The main purpose of the job info service is to give job owners convenient, read-only access to the data in their KVS job directory.
- Provide read-only access to all keys in a given KVS job directory.
- Restrict access to the job owner and the Flux instance owner.
- Provide scalability and performance comparable to direct KVS access.
- Hide the complexity of watching eventlogs across the
guest
transition described above.
The job info service SHOULD be distributed across all broker ranks to avoid creating a bottleneck at the leader broker.
Job information requests below are for a single job ID. If a request was not sent by the instance owner or the job owner, it SHALL fail with error 1, "Operation not permitted" (EPERM).
Internally, the job information service MAY determine the job owner by
fetching the primary job eventlog and reading the userid from the submit
event context.
The :program:`job-info.lookup` RPC fetches one or more job info keys from the KVS.
If a failure occurs while looking up any of the keys, the entire request SHALL fail.
The RPC payloads are defined as follows:
.. object:: job-info.lookup request The request SHALL consist of a JSON object with the following keys: .. object:: id (*integer*, REQUIRED) The job id. .. object:: keys (*array of string*, REQUIRED) List of keys.

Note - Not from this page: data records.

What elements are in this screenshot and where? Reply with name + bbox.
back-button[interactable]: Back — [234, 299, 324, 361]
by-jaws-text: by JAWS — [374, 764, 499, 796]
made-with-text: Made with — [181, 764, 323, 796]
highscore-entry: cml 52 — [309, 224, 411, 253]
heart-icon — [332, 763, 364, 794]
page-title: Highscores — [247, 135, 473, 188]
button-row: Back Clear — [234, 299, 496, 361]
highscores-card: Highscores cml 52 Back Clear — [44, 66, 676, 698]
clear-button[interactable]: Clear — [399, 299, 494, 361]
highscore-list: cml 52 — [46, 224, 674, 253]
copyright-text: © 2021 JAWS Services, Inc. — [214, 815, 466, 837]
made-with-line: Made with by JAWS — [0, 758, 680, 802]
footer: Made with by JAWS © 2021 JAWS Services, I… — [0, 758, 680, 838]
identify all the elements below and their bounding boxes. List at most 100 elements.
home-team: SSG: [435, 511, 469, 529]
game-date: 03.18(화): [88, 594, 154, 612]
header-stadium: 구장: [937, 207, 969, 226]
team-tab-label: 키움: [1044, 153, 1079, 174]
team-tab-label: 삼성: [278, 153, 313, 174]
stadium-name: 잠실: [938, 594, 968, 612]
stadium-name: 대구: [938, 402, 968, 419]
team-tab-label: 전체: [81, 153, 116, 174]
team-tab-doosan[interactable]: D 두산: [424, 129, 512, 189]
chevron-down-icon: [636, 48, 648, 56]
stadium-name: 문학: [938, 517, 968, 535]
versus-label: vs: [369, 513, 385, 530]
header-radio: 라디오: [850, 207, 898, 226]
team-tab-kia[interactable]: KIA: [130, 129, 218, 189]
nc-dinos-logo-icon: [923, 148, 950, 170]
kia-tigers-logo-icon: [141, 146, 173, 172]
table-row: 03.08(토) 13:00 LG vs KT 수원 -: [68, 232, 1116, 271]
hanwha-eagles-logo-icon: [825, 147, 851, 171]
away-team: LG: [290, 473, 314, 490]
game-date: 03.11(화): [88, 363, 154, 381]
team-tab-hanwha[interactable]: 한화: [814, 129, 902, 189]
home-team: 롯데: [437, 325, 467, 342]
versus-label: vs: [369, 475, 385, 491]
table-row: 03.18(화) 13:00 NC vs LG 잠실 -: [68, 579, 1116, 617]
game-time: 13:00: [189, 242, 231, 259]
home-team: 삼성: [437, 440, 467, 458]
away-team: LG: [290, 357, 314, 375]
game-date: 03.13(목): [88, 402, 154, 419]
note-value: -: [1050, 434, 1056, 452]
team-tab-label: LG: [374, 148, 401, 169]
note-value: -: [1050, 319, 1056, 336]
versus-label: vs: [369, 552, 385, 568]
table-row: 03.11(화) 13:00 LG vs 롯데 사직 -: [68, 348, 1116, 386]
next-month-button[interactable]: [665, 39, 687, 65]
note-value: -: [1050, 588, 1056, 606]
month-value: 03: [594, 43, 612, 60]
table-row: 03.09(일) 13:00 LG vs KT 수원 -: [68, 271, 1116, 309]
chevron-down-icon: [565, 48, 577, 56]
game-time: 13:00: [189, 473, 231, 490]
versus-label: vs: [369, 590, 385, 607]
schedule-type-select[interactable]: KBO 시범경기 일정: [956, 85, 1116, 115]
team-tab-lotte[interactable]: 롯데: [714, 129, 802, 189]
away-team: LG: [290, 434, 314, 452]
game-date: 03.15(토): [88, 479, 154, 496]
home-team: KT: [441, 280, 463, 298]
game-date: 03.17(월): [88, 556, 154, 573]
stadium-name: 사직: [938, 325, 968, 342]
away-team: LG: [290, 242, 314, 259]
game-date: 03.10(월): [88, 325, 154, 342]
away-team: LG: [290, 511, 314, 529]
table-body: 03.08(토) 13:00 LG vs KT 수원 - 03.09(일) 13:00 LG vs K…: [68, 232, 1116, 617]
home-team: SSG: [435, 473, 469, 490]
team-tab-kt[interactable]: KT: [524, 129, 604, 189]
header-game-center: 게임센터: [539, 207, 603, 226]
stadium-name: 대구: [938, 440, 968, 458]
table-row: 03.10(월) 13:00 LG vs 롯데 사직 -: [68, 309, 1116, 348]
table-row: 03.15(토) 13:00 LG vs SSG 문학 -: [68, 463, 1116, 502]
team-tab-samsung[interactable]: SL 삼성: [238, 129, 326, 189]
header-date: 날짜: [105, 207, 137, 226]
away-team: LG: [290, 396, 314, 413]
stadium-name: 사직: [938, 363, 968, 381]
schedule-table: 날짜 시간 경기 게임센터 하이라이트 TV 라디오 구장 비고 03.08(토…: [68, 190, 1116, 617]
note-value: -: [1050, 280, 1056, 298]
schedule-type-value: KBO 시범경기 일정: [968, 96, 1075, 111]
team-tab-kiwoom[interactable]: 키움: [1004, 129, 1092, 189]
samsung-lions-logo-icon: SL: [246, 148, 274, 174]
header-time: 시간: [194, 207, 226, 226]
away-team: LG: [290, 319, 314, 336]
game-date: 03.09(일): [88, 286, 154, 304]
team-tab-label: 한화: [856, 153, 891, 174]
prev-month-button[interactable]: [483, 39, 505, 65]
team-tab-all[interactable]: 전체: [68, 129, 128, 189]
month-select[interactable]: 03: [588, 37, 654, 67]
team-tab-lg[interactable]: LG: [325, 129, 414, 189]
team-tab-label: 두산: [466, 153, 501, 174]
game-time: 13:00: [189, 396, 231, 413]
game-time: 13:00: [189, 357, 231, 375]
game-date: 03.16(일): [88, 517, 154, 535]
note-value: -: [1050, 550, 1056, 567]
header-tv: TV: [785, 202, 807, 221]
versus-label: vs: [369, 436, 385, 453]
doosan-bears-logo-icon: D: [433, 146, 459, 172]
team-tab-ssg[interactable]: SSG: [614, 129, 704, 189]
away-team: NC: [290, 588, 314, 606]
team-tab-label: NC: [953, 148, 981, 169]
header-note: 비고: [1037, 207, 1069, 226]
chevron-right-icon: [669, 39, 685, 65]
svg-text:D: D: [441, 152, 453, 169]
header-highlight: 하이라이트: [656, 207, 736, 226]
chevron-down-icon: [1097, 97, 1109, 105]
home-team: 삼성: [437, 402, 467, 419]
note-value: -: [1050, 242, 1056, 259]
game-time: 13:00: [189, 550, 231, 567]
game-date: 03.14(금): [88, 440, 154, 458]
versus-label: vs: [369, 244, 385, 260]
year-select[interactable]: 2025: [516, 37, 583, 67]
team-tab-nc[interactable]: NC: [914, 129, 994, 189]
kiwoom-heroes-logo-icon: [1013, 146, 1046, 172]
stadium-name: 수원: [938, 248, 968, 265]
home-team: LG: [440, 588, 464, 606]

Keys SHALL be specified relative to the job directory, and SHALL use period ``.`` as the path delimiter. .. object:: flags (*integer*, REQUIRED) A bitfield comprised of zero or more flags: json_decode (1) For lookups of R or jobspec, return the field as a decoded JSON object instead of a string. This flag has no effect on other keys. current (2) For lookups of R or jobspec, return the current version. The current version SHALL be computed by applying any resource-update or jobspec-update events that have been posted to the job eventlog, as described in RFC 21.
.. object:: job-info.lookup response The response SHALL consist of a JSON object with the following keys: .. object:: id (*integer*, REQUIRED) The job id from the request. .. object:: keys... Additional keys correspond to the keys in the request. Values are the KVS values associated with the keys. Values are encoded as strings, except in special cases indicated by flags in the request.
The :program:`job-info.eventlog-watch` streaming RPC tracks events posted to an RFC 18 eventlog.
The RPC stream SHALL be terminated with error 61, "No data available" (ENODATA) when one of the following conditions is met:
- The RPC is canceled with a :program:`job-info.eventlog-watch-cancel` request.
- The job becomes inactive
- A context-specific terminating event is posted to the eventlog:
eventlog | clean |
guest.exec.eventlog | done |
guest.output | data with eof=true on all streams and all ranks |
guest.input | data with eof=true |
The RPC payloads are defined as follows:
.. object:: job-info.eventlog-watch request The request SHALL consist of a JSON object with the following keys: .. object:: id (*integer*, REQUIRED) The job id. .. object:: path (*string*, REQUIRED) The eventlog key. The key SHALL be specified relative to the job directory, and SHALL use period ``.`` as the path delimiter. .. object:: flags (*integer*, REQUIRED) A bitfield comprised of zero or more flags: waitcreate (1) If key does not exist yet, wait for its creation before responding.
.. object:: job-info.eventlog-watch response Each non-error response SHALL consist of a JSON object with the following keys: .. object:: event (*string*, REQUIRED) Exactly one :doc:`RFC 18 <spec_18>` eventlog entry, including trailing newline.
.. object:: job-info.eventlog-watch-cancel request Cancel a :program:`job-info.eventlog-watch` request, as described in :doc:`RFC 6 <spec_6>`. .. object:: matchtag (*integer*, REQUIRED) The matchtag of the request to be canceled.